腋窩では汗を十分に拭き取ってから測定を開始し、水銀体温計の場合は5分以上の時間をかけて測定する事が望ましく、デジタル電子体温計の場合は、測定前に10~15分腋窩を密着させた後に体温計を挿入して測定する事が望ましい。
小児の正常体温
体温は1日中同じ温度ではありません。朝は低めで、夕方は高めです。運動をしたり食事をした後は、体温が高くなります。
乳児は厚着や暖房などの影響で、高く測れてしまう事があります。おかしいと思ったら、しばらくしてもう一度測ってみましょう。

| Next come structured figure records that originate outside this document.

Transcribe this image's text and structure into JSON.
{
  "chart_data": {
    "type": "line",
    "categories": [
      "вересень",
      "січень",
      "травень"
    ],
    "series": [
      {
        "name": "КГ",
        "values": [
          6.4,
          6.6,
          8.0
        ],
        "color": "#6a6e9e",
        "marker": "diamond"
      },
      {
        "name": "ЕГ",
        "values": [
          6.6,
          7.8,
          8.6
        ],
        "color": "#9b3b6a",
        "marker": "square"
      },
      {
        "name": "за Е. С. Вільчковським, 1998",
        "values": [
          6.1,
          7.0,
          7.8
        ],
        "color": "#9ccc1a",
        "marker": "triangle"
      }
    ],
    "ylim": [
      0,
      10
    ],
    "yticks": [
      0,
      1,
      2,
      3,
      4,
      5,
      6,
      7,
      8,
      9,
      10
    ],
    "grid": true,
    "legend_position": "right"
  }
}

思春期以後の女児では、性周期による体温の変化が加わってきます。
通常は、平熱より1℃以上高ければ熱があると考えてよいでしょう。
乳児(夏):37.02±0.36℃
乳児(冬):36.71±0.41℃
幼児(夏):37.01±0.39℃
幼児(冬):36.94±0.45℃
学童(夏):36.94±0.32℃
学童(冬):36.91±0.41℃
解熱剤(熱さまし)の使い方
通常は38.5℃以上の時に使います。但し、38℃以上でつらそうな時は使ってもよいです。5~6時間以上たったらまた使ってもよいです。
解熱剤には「飲み薬」と「坐薬」の2種類がありますが、同時に使ってはいけません。5~6時間あけてから使いましょう。「飲み薬」も「坐薬」も効き目は同じです。吐く子には「坐薬」を、下痢の時や坐薬を嫌がる子には「飲み薬」を使いましょう。
解熱剤は、熱によるつらさを軽くする為の薬で、病気を治す薬ではありません。熱を下げる事ばかり気をとられないようにしましょう。
いつから保育園(学校)へ
熱があったら次の日も必ず休ませましょう。夜中に熱があった翌朝、熱が下がっていたので行かせた、というのは無謀です。薬がない場合には、保育所(学校)を休み、昼間(診療時間内)に受診するようにして下さい。
家庭看護
①熱の放散をよくする為に、寒くない程度に薄着にしましょう。
②水分を十分に摂取させましょう。
③冷たいタオルや氷枕で頭を冷やしたり、氷嚢で両脇や股の付け根を冷やすと効果的です。でも子どもが嫌がる時は無理に冷やさなくてもいいです。
④消化のよい物を食べさせましょう。
⑤熱がある時は、お風呂を避けて安静にしましょう。